In the previous episode, we had witnessed the continuation of Sage Jada-Bharata’s accord on “Adhyaatma Dharma” wherein he emphasizes that we’re all the same “Atman” embedded inside different physical bodies (Deham). Although the form, size and shape of our “Deham” might be different from each other’s, all our “Atmans” are of the same purity and sanctity. Hence, it is upto us to realize the importance of our “Atman ” and give more importance to it’s development. Thus, Sage Jada-Bharata highlights the important point that we would progress spiritually only if we develop the capability and maturity to view the “Atman” as a separate entity and not as a one that is clubbed with the “Deham”. The moment we start seeing “Atman” clubbed with the “Deham”, we tend to see all the differences between living beings and with this, all ego clashes, revenge, anger, frustration, etc. start arising. Whereas, if we’re able to see the “Atman” as a separate entity from the “Deham”, there would be no space for any sort of ego or anger. This is what is important for being selfless in our service to the world.
As a summary thus, Sage Jada-Bharata emphasizes that nothing in this world is capable of granting “Moksha”, except for the highest “Gnyaana” (Knowledge about Bhagawan and His compassion). Through this, Sage Bharata also emphasizes that Bhagawan can only be the “Paramatma” and nobody else can attain that position. All of us, living beings in this world can only be “Jeevatmas” and the role of the “Jeevatma” is only to be in service to the “Paramatma” by surrendering to His feet. Moving on further thus, Sage Bharata gives a beautiful analogy here, which is going to increase our interest level further in this point. Many of us might be knowing this musical instrument called “Flute”. It is a “wind” instrument wherein it has many holes that are made. While playing the flute, we’ve to close one of the holes and open another. We blow air through one of the nozzles that is on the extreme right-hand-side, and all the other holes are on the left-hand-side. When we close one hole, the air that is blown through the nozzle escapes through the other hole. Every hole has the configuration to produce unique sounds of music like “Sadjamam” (Sa), “Rishabham” (Ri), “Gaandhaaram” (Ga), “Madhyamam” (Ma), ‘Panchamam” (Pa), “Daivatam” (Da) and “Nishadam” (Ni). These are often referred to as the “Saptaswaras” in Carnatic Music. Thus, the flute is designed in such a way that each of the holes emit each of the “Swara-sthaanas” (corresponding sounds).

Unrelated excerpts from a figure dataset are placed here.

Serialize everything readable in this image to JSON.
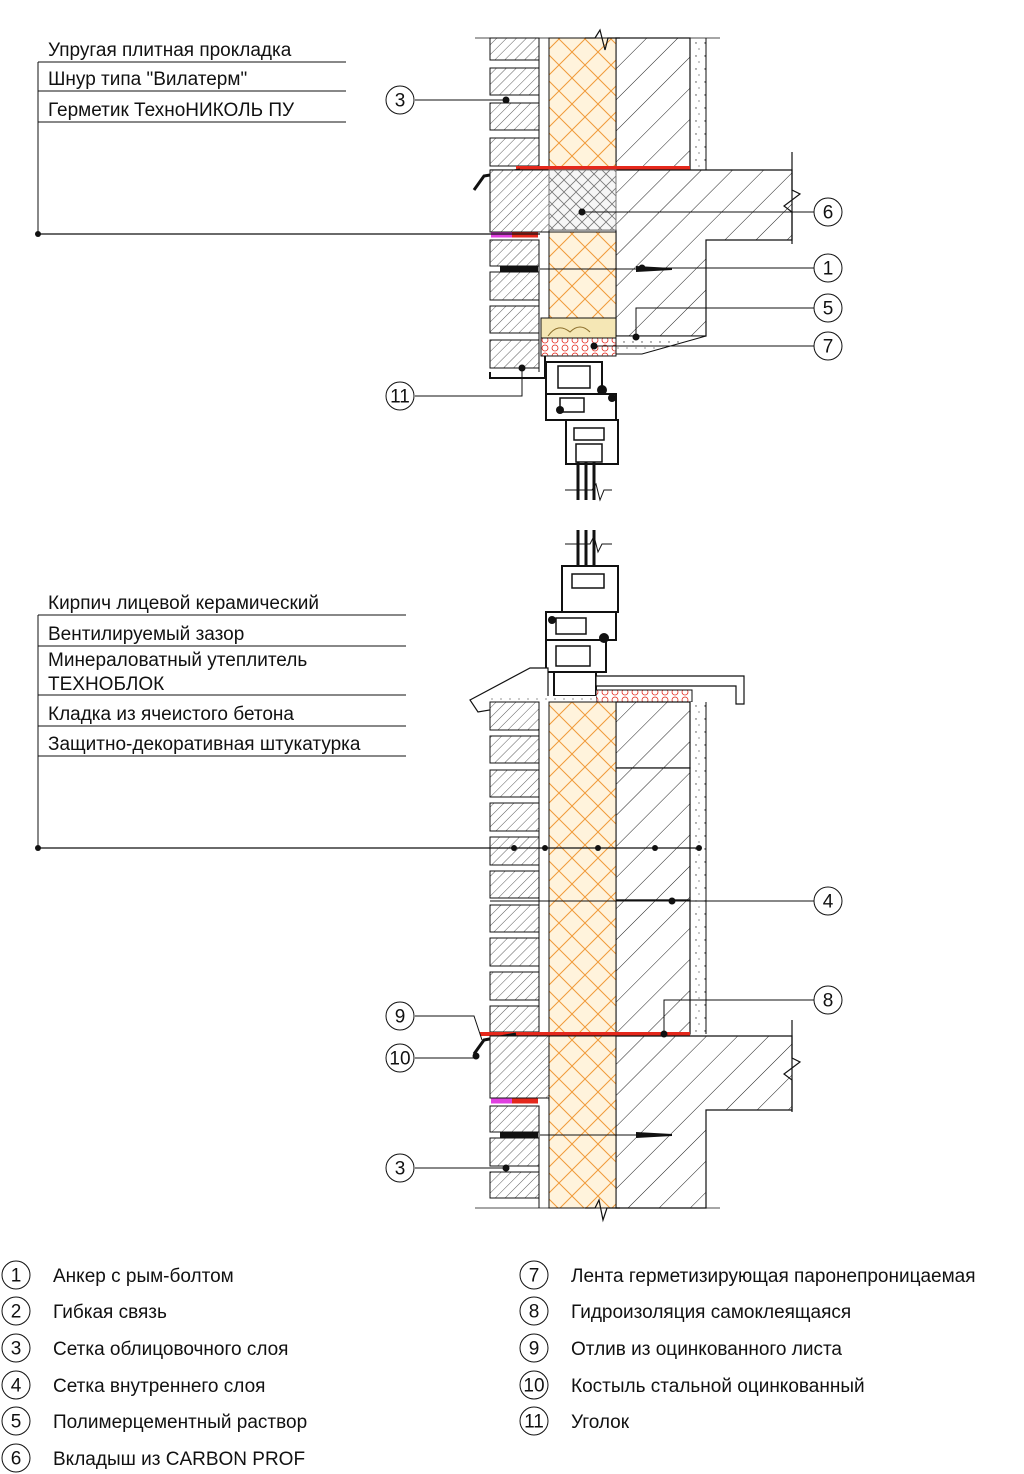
{
  "top_labels": [
    "Упругая плитная прокладка",
    "Шнур типа \"Вилатерм\"",
    "Герметик ТехноНИКОЛЬ ПУ"
  ],
  "bottom_labels": [
    "Кирпич лицевой керамический",
    "Вентилируемый зазор",
    "Минераловатный утеплитель",
    "ТЕХНОБЛОК",
    "Кладка из ячеистого бетона",
    "Защитно-декоративная штукатурка"
  ],
  "callouts": {
    "top_3": "3",
    "top_6": "6",
    "top_1": "1",
    "top_5": "5",
    "top_7": "7",
    "top_11": "11",
    "bot_4": "4",
    "bot_8": "8",
    "bot_9": "9",
    "bot_10": "10",
    "bot_3": "3"
  },
  "legend": [
    {
      "num": "1",
      "text": "Анкер с рым-болтом"
    },
    {
      "num": "2",
      "text": "Гибкая связь"
    },
    {
      "num": "3",
      "text": "Сетка облицовочного слоя"
    },
    {
      "num": "4",
      "text": "Сетка внутреннего слоя"
    },
    {
      "num": "5",
      "text": "Полимерцементный раствор"
    },
    {
      "num": "6",
      "text": "Вкладыш из CARBON PROF"
    },
    {
      "num": "7",
      "text": "Лента герметизирующая паронепроницаемая"
    },
    {
      "num": "8",
      "text": "Гидроизоляция самоклеящаяся"
    },
    {
      "num": "9",
      "text": "Отлив из оцинкованного листа"
    },
    {
      "num": "10",
      "text": "Костыль стальной оцинкованный"
    },
    {
      "num": "11",
      "text": "Уголок"
    }
  ],
  "colors": {
    "insulation_fill": "#fff3dc",
    "insulation_line": "#f09a3a",
    "waterproofing": "#e5281c",
    "sealant": "#e040e0",
    "tape_dots": "#e5281c",
    "mortar": "#f5e7b5"
  }
}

When I was talking about this to someone, that person curiously asked me thus, “Oh! If seven different “Swarasthaanas” have to be captured, there should be seven different airs that should pass through the holes, isn’t it?” How can this be possible? Air is just one and it is common for all. It is the same air that passes through hole one that produces the sound of “Sa” and through the hole seven that produces the sound of “Ni”, isn’t it? Similarly, the “Atman” that resides inside every living being is the same. Only the “Deham” inside which each of the “Atmans” are embedded are different. Thus, just like how we cannot say that there are different “Airs” that produce music in a flute, here too we cannot say that there are different “Atmans” across different living beings. Just like how the holes in the flute are different, which produces music differently, the “Dehams” are different, which makes the “Atman” work accordingly. Yes, of course there might be many “Atmans”, but the “religion” or “caste” or “sub-caste” of all “Atmans” are the same.